Hinzu kommt, dass die Füllstände der deutschen Gasspeicher vor Beginn der Heizperiode vergleichsweise niedrig sind. Zuletzt wurden Stimmen lauter, die ein schnelles Auffüllen der Gasreserven zur Vermeidung einer Zitterpartie bei der Gasversorgung im Winter fordern, was für zusätzliche Nachfrage auf dem Gasmarkt sorgen würde.

 „Derzeit rechnen wir nicht mit einem schnellen Preisverfall“, sagt Jannik Schall, Mitgründer des auf erneuerbare Energien spezialisierten Versorgers 1Komma5°. „Durch die höhere Gasnachfrage mit Ende des Sommers und Beginn der Heizsaison erhöht sich der Druck auf die Märkte jetzt zusätzlich.“

Nach Angaben des Vergleichsportals Verivox sind neben den Großhandelspreisen auch die Verbraucherpreise zuletzt deutlich gestiegen. Demnach kostet Gas für Neukunden derzeit etwa 11 Cent je Kilowattstunde. Das Vergleichsportal rechnet mit weiter steigenden Gaspreisen in den kommenden Tagen und Wochen, da höhere Großhandelspreise verzögert bei den Verbrauchern ankommen.

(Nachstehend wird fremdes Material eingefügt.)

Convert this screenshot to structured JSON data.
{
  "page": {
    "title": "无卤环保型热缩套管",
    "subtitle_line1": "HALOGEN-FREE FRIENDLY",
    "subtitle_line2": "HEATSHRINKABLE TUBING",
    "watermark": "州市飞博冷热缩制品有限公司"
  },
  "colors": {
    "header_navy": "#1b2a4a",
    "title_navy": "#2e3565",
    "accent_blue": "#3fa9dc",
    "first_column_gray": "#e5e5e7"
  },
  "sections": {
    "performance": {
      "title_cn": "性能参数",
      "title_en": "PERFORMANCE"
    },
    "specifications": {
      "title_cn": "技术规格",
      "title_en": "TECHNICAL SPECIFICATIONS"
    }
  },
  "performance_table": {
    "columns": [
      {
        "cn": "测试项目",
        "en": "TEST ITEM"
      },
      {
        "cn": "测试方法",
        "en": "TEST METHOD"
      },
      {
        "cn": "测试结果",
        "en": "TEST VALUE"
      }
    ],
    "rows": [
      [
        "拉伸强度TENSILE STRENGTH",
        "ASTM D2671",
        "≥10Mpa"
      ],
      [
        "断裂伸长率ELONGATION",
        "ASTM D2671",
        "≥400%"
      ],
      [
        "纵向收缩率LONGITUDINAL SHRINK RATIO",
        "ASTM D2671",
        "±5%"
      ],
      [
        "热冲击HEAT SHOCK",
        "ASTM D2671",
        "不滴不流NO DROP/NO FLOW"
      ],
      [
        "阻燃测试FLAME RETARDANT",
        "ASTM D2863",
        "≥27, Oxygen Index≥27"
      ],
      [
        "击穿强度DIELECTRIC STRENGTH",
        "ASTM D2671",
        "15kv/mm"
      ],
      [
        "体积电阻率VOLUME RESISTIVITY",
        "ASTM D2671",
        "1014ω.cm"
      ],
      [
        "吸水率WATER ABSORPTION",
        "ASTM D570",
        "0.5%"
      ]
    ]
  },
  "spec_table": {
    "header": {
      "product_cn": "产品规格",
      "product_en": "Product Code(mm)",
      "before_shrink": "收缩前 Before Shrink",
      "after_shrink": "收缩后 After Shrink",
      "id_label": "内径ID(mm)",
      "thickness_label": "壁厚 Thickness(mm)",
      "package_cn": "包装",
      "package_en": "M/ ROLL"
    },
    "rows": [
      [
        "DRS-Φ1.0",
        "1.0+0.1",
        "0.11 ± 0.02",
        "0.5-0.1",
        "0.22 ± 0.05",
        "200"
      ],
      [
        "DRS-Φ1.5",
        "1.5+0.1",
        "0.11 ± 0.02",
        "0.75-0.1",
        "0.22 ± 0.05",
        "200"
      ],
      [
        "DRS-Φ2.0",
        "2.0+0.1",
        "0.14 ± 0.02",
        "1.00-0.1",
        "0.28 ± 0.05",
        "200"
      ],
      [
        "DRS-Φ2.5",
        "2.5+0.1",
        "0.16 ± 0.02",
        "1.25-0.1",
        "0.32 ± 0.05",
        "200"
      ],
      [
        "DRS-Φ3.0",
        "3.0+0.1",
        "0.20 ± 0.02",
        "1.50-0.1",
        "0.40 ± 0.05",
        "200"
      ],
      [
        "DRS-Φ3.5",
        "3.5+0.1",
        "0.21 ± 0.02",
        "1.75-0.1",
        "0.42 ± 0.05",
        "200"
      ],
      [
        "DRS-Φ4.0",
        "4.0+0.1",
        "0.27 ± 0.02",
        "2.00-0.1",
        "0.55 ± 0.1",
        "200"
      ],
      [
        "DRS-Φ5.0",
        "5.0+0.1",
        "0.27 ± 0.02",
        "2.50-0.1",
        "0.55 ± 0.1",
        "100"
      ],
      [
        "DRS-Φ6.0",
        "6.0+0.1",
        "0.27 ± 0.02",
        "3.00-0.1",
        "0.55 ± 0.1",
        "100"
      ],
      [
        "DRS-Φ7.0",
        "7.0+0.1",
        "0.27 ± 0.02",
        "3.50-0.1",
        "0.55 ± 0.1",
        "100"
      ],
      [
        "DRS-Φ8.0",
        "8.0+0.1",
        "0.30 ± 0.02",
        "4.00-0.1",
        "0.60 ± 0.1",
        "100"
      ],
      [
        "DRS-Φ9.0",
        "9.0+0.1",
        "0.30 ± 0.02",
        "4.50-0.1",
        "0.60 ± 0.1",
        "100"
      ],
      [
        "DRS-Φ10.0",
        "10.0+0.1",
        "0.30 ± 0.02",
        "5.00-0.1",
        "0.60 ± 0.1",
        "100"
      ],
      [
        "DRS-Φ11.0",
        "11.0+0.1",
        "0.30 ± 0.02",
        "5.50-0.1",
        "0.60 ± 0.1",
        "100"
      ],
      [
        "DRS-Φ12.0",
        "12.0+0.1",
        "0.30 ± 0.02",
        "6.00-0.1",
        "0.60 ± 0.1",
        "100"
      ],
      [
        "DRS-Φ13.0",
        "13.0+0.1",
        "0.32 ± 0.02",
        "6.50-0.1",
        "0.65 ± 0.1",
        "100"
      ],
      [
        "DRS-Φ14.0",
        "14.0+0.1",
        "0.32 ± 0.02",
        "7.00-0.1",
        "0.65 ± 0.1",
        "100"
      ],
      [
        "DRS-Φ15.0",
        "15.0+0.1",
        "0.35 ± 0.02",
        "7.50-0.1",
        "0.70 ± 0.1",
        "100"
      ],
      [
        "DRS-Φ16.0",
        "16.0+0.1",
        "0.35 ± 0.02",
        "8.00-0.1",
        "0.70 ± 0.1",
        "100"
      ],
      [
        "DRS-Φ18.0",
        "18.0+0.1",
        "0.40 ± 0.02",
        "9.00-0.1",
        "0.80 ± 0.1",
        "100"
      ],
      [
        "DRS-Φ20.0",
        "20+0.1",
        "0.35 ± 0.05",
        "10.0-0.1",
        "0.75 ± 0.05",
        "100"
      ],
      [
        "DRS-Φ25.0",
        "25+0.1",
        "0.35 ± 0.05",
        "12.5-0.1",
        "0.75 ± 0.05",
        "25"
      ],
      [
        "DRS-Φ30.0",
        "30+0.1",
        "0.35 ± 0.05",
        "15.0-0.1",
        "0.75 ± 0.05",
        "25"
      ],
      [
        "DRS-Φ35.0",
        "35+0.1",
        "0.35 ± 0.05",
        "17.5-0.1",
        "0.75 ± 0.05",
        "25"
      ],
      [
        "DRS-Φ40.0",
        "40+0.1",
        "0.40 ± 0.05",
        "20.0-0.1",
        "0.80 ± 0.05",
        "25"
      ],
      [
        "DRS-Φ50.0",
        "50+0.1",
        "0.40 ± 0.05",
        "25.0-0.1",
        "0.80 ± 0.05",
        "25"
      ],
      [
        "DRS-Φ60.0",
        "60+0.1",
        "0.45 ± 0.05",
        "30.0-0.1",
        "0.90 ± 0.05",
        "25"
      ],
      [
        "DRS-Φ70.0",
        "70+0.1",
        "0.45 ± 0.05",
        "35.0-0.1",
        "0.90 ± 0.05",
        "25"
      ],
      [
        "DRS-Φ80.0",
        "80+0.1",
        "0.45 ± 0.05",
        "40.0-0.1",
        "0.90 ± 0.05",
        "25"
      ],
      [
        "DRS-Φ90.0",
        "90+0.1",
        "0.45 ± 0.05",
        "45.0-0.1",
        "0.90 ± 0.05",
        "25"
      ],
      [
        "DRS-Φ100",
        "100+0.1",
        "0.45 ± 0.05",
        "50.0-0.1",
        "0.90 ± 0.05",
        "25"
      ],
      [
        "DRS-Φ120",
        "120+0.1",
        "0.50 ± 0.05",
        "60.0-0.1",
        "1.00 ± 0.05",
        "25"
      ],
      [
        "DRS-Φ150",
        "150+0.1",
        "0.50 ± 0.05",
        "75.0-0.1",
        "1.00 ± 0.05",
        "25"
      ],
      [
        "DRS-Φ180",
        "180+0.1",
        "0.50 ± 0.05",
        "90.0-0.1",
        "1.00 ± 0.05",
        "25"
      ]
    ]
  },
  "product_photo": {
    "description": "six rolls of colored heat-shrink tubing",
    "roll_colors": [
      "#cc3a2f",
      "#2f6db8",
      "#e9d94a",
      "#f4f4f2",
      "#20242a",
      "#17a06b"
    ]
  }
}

Was bedeuten die höheren Kosten für Energie für die Inflation?

Nichts Gutes. Bei den jüngsten Inflationsdaten für August waren die Kosten für Energie der mit Abstand stärkste Preistreiber. Fürs Tanken und Heizen mussten Verbraucherinnen und Verbraucher 10,5 Prozent mehr zahlen als ein Jahr zuvor. Nach dem Ölpreisschock infolge des Iran-Kriegs hatte die Bundesregierung im Mai und Juni zwar für etwas Entlastung für Autofahrer gesorgt: Die Energiesteuer auf Benzin und Diesel wurde vorübergehend um knapp 17 Cent pro Liter gesenkt. Kaum war der Tankrabatt ausgelaufen, sprang die Inflationsrate wieder nach oben. Im August lag sie bei 2,9 Prozent.

Damit liegt die Inflation über dem Ziel der Europäischen Zentralbank (EZB), die mittelfristig eine Teuerungsrate von 2,0 Prozent anstrebt. Eine stärkere Teuerung setzt die Währungshüter unter Handlungsdruck. Bei der nächsten Zinsentscheidung der EZB in der kommenden Woche rechnen Experten daher fest mit einer Erhöhung. Die würde Kredite teurer machen.